Braquage à Thônex: peines variables entre Genève et Lyon

JUSTICE • Jugés des deux côtés de la frontière, pour un même hold-up, des malfrats ont écopé de peines allant du simple au double. Les policiers, eux, ont été indemnisés en France mais pas à Genève. Explications.

  • L’entrée du change Migros. Les malfrats avaient pénétré en recourant à la méthode de la voiture bélier. FRANCIS HALLER

    L’entrée du change Migros. Les malfrats avaient pénétré en recourant à la méthode de la voiture bélier. FRANCIS HALLER

  • L’avocat Robert Assaël. DR

    L’avocat Robert Assaël. DR

C’était en mai dernier devant la Cour d’assises de Lyon, en France voisine. Trois individus écopaient de 8 et 10 ans de prison, accusés d’avoir participé, début novembre 2013, au braquage du change Migros à Thônex. Juste en face du poste de police et à un jet de pierre de la frontière française. Un hold-up à la voiture bélier, aussi spectaculaire que loupé où des coups de feu avaient été échangés entre braqueurs lourdement armés et forces de l’ordre. L’attaque s’était produite un samedi matin juste avant l’ouverture des guichets.

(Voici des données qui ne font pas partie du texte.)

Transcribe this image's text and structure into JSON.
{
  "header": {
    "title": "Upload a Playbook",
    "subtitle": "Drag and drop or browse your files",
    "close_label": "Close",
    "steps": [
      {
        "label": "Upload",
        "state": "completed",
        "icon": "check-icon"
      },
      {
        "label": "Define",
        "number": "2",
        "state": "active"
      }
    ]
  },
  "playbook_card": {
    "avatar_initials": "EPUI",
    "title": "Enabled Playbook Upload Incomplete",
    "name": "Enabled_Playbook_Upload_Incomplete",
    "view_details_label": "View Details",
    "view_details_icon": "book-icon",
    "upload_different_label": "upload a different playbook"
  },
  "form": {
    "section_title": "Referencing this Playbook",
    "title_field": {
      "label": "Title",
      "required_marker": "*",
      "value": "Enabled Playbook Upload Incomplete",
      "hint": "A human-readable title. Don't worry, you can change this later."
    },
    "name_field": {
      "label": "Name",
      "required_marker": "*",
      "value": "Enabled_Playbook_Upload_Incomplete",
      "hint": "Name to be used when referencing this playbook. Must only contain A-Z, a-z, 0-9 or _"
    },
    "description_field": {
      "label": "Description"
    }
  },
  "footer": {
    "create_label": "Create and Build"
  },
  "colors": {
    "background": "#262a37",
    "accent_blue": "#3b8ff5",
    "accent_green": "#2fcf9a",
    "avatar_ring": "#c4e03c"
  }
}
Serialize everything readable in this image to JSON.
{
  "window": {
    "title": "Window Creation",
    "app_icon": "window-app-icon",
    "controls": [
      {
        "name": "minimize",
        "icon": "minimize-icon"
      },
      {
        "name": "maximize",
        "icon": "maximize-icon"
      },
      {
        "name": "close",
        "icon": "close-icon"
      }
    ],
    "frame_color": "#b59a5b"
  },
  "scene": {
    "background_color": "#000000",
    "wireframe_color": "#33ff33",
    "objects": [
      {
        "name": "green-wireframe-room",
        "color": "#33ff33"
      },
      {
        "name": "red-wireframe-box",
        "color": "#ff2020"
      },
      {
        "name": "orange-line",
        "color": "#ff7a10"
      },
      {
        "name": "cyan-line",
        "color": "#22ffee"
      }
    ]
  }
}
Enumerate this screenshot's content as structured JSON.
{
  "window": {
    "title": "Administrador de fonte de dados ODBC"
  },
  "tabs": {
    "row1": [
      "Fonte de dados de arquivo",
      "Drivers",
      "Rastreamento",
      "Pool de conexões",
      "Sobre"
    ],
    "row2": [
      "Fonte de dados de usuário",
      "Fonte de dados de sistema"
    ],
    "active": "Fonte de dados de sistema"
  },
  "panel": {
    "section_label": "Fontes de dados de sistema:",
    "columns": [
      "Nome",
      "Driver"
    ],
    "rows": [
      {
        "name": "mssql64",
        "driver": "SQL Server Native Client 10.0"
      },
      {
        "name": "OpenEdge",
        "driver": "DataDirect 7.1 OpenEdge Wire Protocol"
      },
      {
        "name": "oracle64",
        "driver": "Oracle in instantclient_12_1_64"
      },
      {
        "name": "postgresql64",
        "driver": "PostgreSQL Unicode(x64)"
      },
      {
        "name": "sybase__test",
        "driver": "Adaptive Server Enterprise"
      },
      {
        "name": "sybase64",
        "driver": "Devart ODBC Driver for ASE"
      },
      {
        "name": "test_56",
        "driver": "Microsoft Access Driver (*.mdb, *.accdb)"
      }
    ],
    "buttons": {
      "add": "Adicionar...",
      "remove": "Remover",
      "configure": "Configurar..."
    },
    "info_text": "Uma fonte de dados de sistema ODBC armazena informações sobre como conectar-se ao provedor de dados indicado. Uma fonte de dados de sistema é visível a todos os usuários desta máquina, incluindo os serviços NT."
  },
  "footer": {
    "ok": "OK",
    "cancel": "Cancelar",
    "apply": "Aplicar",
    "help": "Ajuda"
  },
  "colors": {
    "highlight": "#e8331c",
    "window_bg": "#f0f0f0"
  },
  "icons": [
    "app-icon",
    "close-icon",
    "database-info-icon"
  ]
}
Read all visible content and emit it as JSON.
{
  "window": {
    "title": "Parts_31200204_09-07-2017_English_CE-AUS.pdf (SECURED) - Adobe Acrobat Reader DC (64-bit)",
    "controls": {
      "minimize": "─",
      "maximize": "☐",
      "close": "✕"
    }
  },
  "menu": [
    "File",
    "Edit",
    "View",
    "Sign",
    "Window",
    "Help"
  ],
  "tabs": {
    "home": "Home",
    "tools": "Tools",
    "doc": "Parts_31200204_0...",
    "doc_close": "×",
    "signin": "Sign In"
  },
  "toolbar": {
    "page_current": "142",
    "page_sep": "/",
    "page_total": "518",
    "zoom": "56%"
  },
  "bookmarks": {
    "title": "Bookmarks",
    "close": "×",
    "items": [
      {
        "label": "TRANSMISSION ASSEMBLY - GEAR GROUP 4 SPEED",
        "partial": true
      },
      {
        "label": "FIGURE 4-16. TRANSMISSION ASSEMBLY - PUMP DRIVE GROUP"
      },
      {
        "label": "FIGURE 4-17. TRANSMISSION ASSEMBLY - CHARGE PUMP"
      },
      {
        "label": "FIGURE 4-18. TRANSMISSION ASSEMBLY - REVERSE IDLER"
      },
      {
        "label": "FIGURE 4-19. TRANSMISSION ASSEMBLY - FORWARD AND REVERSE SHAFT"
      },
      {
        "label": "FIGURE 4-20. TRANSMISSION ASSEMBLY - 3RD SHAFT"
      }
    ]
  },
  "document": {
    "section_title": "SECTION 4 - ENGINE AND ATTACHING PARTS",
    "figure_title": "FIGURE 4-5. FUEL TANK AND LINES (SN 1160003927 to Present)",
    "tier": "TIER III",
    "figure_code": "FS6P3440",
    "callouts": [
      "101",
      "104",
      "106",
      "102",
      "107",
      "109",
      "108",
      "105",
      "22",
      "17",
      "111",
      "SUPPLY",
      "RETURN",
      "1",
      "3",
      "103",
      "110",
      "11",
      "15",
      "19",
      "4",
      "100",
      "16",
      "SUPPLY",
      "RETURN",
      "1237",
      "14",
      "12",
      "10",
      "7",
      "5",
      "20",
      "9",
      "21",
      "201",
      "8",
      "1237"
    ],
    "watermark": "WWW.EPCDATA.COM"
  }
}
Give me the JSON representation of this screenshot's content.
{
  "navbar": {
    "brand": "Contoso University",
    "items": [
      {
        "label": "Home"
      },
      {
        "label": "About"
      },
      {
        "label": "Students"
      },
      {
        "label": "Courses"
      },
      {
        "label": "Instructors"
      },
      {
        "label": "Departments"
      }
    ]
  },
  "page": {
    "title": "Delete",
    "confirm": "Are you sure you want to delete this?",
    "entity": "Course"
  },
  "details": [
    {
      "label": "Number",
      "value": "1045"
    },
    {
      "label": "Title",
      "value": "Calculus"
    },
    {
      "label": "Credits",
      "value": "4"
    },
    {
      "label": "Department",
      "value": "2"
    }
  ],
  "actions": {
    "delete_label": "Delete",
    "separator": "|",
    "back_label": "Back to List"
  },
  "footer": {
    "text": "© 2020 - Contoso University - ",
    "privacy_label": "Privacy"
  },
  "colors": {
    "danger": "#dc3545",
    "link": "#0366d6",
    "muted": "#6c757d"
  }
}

En 2016, l’un des malfrats, arrêté et jugé à Genève, écopait de 5 ans de prison par le Tribunal correctionnel. Aujourd’hui libre, il est venu témoigner au procès de ses trois présumés complices à Lyon (lire encadré), interpellés en France. Le trio a lui aussi été condamné pour cette affaire mais à des peines plus sévères: 8 et 10 ans de prison. Quasi du simple au double…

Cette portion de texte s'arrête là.